Autrefois, le monde envoyait les plans à la Chine, qui se chargeait de les produire. Une nouvelle possibilité émerge aujourd'hui : la recherche et le développement, la conception, l'ingénierie, la fabrication, le marketing et l'itération commencent à former un cercle fermé au même endroit. Dès que ce cercle sera pleinement établi, la signification sera totalement différente, car la fabrication ne sera plus simplement la dernière étape de l'innovation, mais deviendra elle-même un acteur de l'innovation.
Le monde réexamine aujourd'hui la Chine, et ce n'est pas vraiment le succès d'un produit particulier qui est étudié, mais ce mécanisme d'efficacité qui comprime ensemble technologie, industrie et marché.
Conclusion
Il y a vingt ans, les entrepreneurs chinois se rendaient à Silicon Valley pour apprendre à créer l'avenir. Aujourd'hui, de plus en plus de personnes viennent en Chine pour étudier comment transformer plus rapidement l'avenir en réalité. Ce changement d'époque est peut-être le véritable aspect à retenir derrière le phénomène « les étrangers commencent à venir en Chine pour apprendre la technologie ».
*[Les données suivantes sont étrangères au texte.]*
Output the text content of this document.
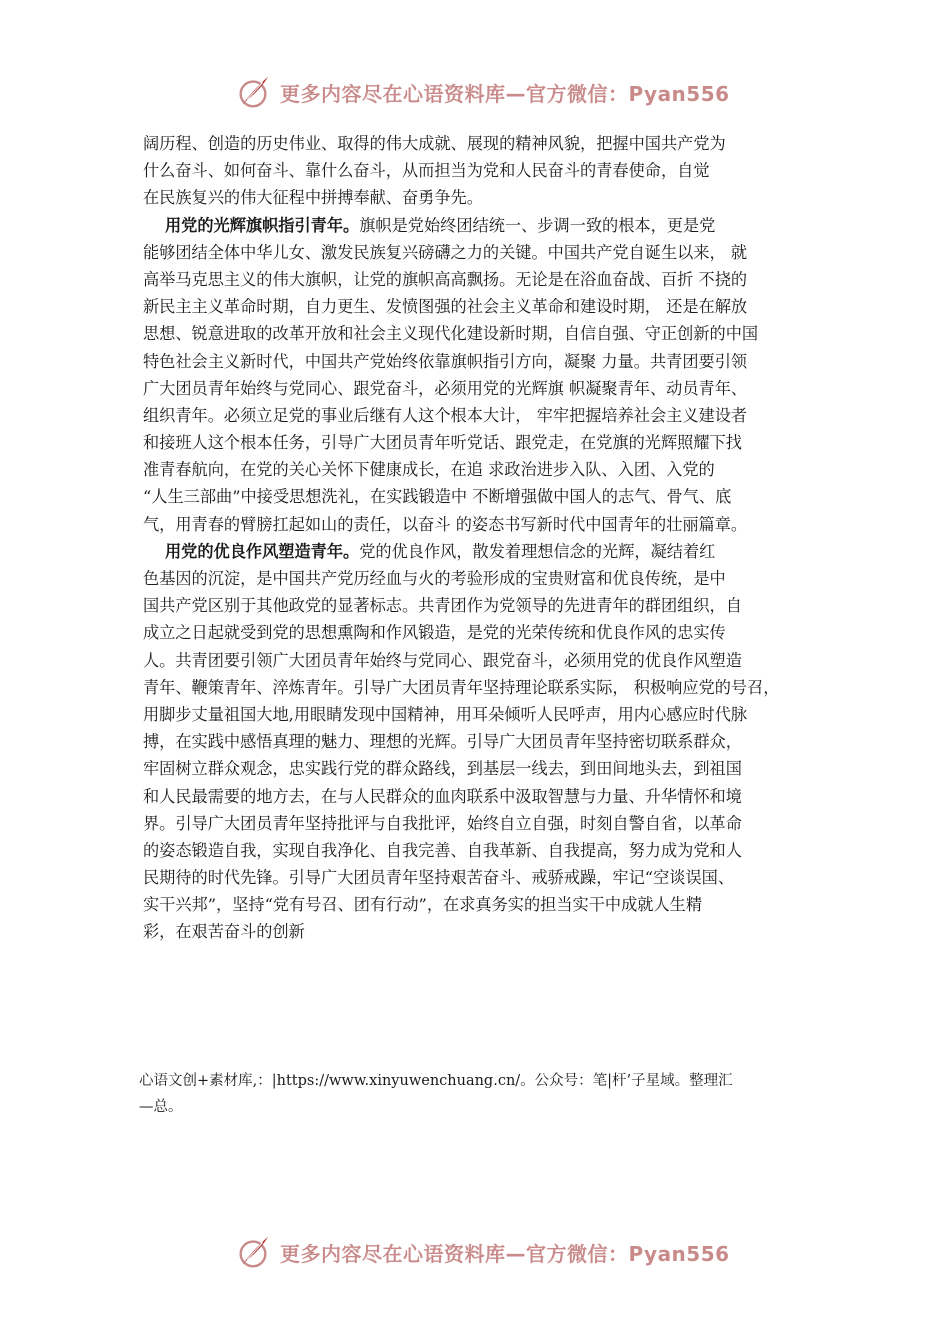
更多内容尽在心语资料库—官方微信：Pyan556
阔历程、创造的历史伟业、取得的伟大成就、展现的精神风貌，把握中国共产党为
什么奋斗、如何奋斗、靠什么奋斗，从而担当为党和人民奋斗的青春使命，自觉
在民族复兴的伟大征程中拼搏奉献、奋勇争先。
用党的光辉旗帜指引青年。旗帜是党始终团结统一、步调一致的根本，更是党
能够团结全体中华儿女、激发民族复兴磅礴之力的关键。中国共产党自诞生以来， 就
高举马克思主义的伟大旗帜，让党的旗帜高高飘扬。无论是在浴血奋战、百折 不挠的
新民主主义革命时期，自力更生、发愤图强的社会主义革命和建设时期， 还是在解放
思想、锐意进取的改革开放和社会主义现代化建设新时期，自信自强、守正创新的中国
特色社会主义新时代，中国共产党始终依靠旗帜指引方向，凝聚 力量。共青团要引领
广大团员青年始终与党同心、跟党奋斗，必须用党的光辉旗 帜凝聚青年、动员青年、
组织青年。必须立足党的事业后继有人这个根本大计， 牢牢把握培养社会主义建设者
和接班人这个根本任务，引导广大团员青年听党话、跟党走，在党旗的光辉照耀下找
准青春航向，在党的关心关怀下健康成长，在追 求政治进步入队、入团、入党的
“人生三部曲”中接受思想洗礼，在实践锻造中 不断增强做中国人的志气、骨气、底
气，用青春的臂膀扛起如山的责任，以奋斗 的姿态书写新时代中国青年的壮丽篇章。
用党的优良作风塑造青年。党的优良作风，散发着理想信念的光辉，凝结着红
色基因的沉淀，是中国共产党历经血与火的考验形成的宝贵财富和优良传统，是中
国共产党区别于其他政党的显著标志。共青团作为党领导的先进青年的群团组织，自
成立之日起就受到党的思想熏陶和作风锻造，是党的光荣传统和优良作风的忠实传
人。共青团要引领广大团员青年始终与党同心、跟党奋斗，必须用党的优良作风塑造
青年、鞭策青年、淬炼青年。引导广大团员青年坚持理论联系实际， 积极响应党的号召，
用脚步丈量祖国大地,用眼睛发现中国精神，用耳朵倾听人民呼声，用内心感应时代脉
搏，在实践中感悟真理的魅力、理想的光辉。引导广大团员青年坚持密切联系群众，
牢固树立群众观念，忠实践行党的群众路线，到基层一线去，到田间地头去，到祖国
和人民最需要的地方去，在与人民群众的血肉联系中汲取智慧与力量、升华情怀和境
界。引导广大团员青年坚持批评与自我批评，始终自立自强，时刻自警自省，以革命
的姿态锻造自我，实现自我净化、自我完善、自我革新、自我提高，努力成为党和人
民期待的时代先锋。引导广大团员青年坚持艰苦奋斗、戒骄戒躁，牢记“空谈误国、
实干兴邦”，坚持“党有号召、团有行动”，在求真务实的担当实干中成就人生精
彩，在艰苦奋斗的创新
心语文创+素材库,：|https://www.xinyuwenchuang.cn/。公众号：笔|杆’子星域。整理汇
—总。
更多内容尽在心语资料库—官方微信：Pyan556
Le futur pays technologique véritablement puissant ne se contentera pas d'avoir des laboratoires ; il devra posséder deux capacités simultanément : réaliser des innovations originales de 0 à 1, et industrialiser ces innovations de 1 à 1 million. La première détermine la hauteur de la technologie, la seconde détermine la vitesse à laquelle la technologie change le monde, et c'est précisément à l'endroit où ces deux éléments se croisent que le capital cherchera à s'investir.
Ainsi, à l’avenir, pour évaluer la compétitivité d’un pays, d’une ville, voire d’une entreprise technologique, nous pourrions ajouter un nouvel indicateur : combien de temps faut-il pour passer d’une idée à la première unité de produit, puis à la vente du millionième produit ? Celui qui parvient à réduire continuellement ce délai détient ce qui sera le plus rare lors de la prochaine vague de compétition technologique : la capacité à transformer le futur en réalité plus tôt.